Further, generation is directed to supply the defect resulting from
death, and to the multiplication of the human race: and eating is
directed to make up for waste, and to increase quantity. But in the
state of the resurrection the human race will already have the number of
individuals preordained by God, since generation will continue up to
that point. In like manner each man will rise again in due quantity;
neither will death be any more, nor any waste affect the parts of man.
Therefore the acts of the generative and nutritive powers would be void
of purpose.
I answer that, The resurrection will not be necessary to man on
account of his primary perfection, which consists in the integrity of
those things that belong to his nature, since man can attain to this in
his present state of life by the action of natural causes; but the
necessity of the resurrection regards the attainment of his ultimate
perfection, which consists in his reaching his ultimate end.
Consequently those natural operations which are directed to cause or
preserve the primary perfection of human nature will not be in the
resurrection: such are the actions of the animal life in man, the
action of the elements on one another, and the movement of the
heavens; wherefore all these will cease at the resurrection. And
since to eat, drink, sleep, beget, pertain to the animal life,
being directed to the primary perfection of nature, it follows that
they will not be in the resurrection.
Reply to Objection 1: When Christ partook of that meal, His
eating was an act, not of necessity as though human nature needed food
after the resurrection, but of power, so as to prove that He had
resumed the true human nature which He had in that state wherein He
ate and drank with His disciples. There will be no need of such proof
at the general resurrection, since it will be evident to all. Hence
Christ is said to have ate by dispensation in the sense in which
lawyers say that a "dispensation is a relaxation of the general law":
because Christ made an exception to that which is common to those who
rise again (namely not to partake of food) for the aforesaid motive.

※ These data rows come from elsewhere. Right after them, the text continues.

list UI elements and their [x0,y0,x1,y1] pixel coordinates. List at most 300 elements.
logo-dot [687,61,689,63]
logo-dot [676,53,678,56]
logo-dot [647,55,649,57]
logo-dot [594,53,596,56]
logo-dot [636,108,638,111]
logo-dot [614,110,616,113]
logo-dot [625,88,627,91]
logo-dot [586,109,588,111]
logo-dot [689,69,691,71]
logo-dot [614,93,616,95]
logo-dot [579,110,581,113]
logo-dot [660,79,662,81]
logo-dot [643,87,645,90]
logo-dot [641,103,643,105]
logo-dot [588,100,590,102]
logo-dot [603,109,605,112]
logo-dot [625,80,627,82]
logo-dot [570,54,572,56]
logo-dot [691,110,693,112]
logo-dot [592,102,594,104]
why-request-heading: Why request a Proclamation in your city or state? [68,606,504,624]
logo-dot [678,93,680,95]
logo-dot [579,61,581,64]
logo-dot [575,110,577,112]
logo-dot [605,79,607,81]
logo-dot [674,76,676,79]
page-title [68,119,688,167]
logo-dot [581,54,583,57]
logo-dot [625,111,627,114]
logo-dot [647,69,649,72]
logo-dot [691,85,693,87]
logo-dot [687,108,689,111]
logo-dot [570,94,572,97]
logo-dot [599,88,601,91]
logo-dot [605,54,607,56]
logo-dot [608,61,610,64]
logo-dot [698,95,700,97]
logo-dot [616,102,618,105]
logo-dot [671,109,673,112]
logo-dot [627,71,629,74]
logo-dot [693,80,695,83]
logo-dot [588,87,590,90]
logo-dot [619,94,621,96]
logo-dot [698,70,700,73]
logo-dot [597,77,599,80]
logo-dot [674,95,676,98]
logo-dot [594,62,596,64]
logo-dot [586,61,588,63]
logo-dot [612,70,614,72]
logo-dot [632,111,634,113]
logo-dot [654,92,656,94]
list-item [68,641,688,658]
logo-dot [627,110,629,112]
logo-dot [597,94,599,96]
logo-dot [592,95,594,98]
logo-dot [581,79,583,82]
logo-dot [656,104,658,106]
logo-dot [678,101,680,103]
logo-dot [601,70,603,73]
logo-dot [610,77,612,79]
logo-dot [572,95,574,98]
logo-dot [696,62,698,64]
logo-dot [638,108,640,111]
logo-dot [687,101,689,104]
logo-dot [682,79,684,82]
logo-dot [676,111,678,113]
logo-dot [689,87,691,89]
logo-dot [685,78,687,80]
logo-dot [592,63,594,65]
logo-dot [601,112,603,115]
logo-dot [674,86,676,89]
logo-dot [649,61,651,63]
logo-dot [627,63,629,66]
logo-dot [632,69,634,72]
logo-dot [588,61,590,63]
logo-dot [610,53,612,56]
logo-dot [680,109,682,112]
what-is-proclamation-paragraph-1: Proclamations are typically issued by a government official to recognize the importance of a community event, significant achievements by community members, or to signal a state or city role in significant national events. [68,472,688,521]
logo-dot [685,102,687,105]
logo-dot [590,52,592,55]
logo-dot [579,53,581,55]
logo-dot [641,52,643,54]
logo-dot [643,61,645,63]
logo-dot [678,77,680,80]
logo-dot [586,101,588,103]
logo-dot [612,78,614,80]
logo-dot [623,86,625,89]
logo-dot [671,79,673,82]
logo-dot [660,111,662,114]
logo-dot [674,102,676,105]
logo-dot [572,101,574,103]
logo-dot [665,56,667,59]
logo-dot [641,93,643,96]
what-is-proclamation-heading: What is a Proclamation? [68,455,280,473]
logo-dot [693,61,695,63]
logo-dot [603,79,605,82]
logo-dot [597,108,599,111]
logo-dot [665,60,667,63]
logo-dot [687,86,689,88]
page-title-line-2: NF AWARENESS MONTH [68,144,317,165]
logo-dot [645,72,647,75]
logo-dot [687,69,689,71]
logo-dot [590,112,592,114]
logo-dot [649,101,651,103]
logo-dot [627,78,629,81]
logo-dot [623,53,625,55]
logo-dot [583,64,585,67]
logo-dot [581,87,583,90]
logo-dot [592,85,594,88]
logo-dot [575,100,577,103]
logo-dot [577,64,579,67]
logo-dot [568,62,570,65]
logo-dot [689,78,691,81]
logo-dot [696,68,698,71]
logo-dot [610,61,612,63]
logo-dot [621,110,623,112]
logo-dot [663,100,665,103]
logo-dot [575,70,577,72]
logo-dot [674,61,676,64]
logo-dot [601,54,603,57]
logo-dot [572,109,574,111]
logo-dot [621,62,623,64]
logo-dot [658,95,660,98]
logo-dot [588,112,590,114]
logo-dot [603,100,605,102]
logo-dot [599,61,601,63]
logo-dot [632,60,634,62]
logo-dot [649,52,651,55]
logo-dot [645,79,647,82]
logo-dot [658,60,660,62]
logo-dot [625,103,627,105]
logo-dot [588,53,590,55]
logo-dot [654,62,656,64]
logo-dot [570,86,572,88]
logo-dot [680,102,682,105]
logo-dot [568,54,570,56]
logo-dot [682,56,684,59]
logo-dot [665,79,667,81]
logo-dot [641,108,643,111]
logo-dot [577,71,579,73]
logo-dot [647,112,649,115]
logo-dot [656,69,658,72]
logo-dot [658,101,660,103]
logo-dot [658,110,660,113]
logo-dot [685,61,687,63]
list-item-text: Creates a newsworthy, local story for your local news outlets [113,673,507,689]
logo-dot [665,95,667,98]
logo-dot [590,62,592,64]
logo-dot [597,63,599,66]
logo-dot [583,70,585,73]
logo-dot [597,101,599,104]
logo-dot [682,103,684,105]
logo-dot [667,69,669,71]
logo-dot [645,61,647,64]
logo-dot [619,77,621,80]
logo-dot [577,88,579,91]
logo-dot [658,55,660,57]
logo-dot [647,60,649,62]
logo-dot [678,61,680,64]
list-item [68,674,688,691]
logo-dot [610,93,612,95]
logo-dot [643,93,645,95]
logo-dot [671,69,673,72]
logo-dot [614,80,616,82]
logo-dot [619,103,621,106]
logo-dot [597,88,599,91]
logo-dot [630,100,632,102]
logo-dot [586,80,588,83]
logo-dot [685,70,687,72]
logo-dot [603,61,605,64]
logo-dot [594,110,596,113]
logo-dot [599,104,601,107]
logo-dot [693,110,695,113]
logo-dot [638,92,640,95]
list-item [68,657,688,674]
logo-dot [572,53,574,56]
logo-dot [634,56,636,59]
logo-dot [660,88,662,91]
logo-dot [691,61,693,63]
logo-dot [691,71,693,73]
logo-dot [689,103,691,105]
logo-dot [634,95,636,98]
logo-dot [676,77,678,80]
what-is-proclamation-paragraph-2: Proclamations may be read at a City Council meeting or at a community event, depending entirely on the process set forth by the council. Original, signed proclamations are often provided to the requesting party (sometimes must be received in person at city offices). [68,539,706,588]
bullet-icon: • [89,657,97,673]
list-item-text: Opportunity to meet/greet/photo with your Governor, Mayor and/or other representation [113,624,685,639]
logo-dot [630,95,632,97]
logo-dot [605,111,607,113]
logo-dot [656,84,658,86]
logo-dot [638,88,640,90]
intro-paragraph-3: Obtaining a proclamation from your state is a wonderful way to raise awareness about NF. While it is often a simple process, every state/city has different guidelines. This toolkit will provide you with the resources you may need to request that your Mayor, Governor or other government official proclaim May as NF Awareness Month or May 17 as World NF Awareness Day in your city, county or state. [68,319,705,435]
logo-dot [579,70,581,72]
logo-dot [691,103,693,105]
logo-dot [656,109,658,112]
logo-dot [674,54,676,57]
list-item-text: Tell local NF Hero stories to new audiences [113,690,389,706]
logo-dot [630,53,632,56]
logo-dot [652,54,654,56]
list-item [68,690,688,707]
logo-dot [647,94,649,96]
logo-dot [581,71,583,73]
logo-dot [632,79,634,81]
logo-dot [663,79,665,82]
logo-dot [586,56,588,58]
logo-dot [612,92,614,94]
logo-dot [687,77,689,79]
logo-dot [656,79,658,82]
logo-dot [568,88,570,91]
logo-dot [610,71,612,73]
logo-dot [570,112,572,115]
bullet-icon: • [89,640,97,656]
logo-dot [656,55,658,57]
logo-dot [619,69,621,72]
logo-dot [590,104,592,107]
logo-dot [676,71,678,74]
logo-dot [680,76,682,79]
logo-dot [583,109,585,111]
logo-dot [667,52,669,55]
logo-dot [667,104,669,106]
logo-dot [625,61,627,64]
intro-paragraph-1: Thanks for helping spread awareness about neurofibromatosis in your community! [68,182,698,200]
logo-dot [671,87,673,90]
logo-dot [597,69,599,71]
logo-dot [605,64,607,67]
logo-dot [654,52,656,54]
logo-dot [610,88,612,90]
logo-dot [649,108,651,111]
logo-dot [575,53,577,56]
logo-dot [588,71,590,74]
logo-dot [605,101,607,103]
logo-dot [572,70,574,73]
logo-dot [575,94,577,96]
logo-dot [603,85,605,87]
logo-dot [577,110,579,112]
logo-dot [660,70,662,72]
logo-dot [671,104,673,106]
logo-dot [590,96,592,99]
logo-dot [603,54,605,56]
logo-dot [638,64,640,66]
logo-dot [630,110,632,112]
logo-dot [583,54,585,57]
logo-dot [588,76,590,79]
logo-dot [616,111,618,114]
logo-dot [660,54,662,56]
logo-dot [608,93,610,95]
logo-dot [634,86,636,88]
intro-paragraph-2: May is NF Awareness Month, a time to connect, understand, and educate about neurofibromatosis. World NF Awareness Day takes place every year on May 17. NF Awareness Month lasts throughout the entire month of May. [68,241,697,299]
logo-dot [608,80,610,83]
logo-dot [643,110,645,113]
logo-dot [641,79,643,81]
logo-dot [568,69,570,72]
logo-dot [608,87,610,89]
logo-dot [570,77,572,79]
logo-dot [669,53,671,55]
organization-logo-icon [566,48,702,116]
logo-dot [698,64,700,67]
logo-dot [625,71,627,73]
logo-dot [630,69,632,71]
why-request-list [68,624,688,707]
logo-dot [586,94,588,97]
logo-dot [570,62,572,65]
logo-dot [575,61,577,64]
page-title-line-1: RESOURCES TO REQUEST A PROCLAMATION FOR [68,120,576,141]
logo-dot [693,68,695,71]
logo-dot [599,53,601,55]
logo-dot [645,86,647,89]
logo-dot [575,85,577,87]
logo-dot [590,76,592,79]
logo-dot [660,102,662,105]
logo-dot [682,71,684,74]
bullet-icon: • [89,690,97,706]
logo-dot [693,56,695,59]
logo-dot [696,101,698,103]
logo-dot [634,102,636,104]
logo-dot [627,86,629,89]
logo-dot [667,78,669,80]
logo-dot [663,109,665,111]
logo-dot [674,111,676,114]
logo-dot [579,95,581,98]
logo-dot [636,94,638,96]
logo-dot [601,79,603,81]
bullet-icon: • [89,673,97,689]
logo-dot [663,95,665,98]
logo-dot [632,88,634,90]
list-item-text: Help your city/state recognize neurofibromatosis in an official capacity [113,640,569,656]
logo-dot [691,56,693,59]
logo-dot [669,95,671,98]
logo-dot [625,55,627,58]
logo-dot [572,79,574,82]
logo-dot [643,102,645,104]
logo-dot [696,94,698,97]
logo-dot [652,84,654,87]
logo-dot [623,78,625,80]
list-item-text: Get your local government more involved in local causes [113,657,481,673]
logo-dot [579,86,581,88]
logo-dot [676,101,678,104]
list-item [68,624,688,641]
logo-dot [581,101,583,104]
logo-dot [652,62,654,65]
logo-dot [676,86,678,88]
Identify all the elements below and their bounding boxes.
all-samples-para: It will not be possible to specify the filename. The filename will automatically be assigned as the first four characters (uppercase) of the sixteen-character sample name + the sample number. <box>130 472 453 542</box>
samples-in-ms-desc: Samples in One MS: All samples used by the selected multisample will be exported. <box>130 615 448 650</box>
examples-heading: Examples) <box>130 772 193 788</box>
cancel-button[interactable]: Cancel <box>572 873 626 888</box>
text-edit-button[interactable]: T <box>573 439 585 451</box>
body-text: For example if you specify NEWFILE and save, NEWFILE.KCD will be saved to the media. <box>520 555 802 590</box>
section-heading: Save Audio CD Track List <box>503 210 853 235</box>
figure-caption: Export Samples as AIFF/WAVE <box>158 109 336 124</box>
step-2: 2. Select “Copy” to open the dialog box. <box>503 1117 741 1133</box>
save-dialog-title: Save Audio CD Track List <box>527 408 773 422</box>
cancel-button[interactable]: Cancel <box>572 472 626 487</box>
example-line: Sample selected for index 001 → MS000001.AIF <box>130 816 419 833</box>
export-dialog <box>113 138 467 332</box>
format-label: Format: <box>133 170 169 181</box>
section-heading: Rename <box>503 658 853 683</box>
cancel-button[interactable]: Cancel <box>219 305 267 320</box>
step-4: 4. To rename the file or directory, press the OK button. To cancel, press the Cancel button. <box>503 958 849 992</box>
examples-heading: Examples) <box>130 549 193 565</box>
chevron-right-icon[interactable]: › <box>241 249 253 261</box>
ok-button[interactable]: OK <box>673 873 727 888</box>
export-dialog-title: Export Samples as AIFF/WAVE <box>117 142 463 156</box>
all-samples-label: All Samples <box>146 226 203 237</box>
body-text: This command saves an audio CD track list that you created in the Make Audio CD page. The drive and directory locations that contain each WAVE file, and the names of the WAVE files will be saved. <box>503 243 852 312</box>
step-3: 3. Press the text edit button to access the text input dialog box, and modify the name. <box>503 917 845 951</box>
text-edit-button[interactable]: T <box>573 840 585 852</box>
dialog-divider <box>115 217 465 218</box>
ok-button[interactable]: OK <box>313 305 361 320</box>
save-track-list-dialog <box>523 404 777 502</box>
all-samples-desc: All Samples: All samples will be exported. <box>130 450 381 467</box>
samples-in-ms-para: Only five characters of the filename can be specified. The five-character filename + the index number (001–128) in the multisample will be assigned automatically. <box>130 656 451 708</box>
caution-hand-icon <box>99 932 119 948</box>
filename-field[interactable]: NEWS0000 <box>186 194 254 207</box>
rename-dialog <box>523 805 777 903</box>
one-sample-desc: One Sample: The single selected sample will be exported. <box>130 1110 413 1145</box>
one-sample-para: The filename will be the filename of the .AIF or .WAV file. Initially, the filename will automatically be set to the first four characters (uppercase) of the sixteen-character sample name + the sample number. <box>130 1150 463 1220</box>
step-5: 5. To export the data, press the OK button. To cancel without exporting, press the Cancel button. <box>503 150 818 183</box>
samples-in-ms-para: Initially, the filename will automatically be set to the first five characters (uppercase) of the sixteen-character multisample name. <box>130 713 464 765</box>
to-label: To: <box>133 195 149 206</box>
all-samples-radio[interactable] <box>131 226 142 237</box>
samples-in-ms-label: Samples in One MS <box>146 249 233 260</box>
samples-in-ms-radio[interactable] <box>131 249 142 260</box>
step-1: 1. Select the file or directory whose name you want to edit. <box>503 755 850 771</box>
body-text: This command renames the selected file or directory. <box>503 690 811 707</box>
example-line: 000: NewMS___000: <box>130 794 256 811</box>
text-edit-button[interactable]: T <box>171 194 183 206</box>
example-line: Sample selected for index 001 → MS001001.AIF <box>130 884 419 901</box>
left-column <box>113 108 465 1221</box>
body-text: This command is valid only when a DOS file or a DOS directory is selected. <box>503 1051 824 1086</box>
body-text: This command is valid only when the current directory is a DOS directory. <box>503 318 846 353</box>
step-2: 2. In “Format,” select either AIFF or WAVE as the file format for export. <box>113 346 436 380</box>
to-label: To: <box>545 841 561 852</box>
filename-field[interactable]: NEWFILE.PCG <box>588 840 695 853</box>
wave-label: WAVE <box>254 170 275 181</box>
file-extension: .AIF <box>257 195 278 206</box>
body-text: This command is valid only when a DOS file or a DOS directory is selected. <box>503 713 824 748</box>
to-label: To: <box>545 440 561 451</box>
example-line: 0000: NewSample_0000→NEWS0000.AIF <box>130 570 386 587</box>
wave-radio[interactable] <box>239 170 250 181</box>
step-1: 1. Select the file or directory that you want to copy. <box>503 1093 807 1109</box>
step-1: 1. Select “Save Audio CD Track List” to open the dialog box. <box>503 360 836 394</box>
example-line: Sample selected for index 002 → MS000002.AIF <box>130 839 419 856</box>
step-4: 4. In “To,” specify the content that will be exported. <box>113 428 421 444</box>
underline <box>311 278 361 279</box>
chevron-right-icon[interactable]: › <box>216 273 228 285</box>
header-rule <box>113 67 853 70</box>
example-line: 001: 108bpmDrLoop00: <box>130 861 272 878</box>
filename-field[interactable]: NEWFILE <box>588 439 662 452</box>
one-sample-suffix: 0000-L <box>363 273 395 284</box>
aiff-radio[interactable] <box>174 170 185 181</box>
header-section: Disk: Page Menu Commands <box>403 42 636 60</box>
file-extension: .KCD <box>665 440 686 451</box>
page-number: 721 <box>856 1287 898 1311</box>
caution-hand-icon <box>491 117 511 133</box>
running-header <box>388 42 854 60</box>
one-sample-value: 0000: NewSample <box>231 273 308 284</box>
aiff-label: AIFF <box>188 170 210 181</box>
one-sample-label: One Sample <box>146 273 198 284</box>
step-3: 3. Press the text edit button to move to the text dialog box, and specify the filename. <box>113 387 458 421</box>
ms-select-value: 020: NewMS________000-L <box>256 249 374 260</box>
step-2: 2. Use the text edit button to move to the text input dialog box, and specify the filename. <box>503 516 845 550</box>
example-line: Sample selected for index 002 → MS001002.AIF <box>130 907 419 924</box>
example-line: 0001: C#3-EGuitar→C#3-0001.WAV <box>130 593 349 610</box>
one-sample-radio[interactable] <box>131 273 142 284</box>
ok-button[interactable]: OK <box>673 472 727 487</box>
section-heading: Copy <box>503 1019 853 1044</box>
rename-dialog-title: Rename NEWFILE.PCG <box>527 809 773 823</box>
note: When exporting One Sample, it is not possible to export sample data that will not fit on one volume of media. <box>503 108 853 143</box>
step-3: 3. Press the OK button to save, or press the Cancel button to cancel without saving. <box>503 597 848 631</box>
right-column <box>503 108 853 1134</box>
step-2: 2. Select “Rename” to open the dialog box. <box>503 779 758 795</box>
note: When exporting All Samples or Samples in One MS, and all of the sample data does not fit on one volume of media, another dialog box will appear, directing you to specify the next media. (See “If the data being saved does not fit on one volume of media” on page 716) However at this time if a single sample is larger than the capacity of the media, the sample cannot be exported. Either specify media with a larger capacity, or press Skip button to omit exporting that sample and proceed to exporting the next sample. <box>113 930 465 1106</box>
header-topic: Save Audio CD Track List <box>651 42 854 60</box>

Hence the argument does not prove.
Reply to Objection 2: The distinction of sexes and the difference
of members will be for the restoration of the perfection of human nature
both in the species and in the individual. Hence it does not follow
that they are without purpose, although they lack their animal
operations.
Reply to Objection 3: The aforesaid operations do not belong to man
as man, as also the Philosopher states (Ethic. x, 7), wherefore
the happiness of the human body does not consist therein. But the
human body will be glorified by an overflow from the reason whereby man
is man, inasmuch as the body will be subject to reason.
Reply to Objection 4: As the Philosopher says (Ethic. vii,
12, x, 5), the pleasures of the body are medicinal, because they
are applied to man for the removal of weariness; or again, they are
unhealthy, in so far as man indulges in those pleasures inordinately,
as though they were real pleasures: just as a man whose taste is
vitiated delights in things which are not delightful to the healthy.
Consequently it does not follow that such pleasures as these belong to
the perfection of beatitude, as the Jews and Turks maintain, and
certain heretics known as the Chiliasts asserted; who, moreover,
according to the Philosopher's teaching, would seem to have an
unhealthy appetite, since according to him none but spiritual pleasures
are pleasures simply, and to be sought for their own sake: wherefore
these alone are requisite for beatitude.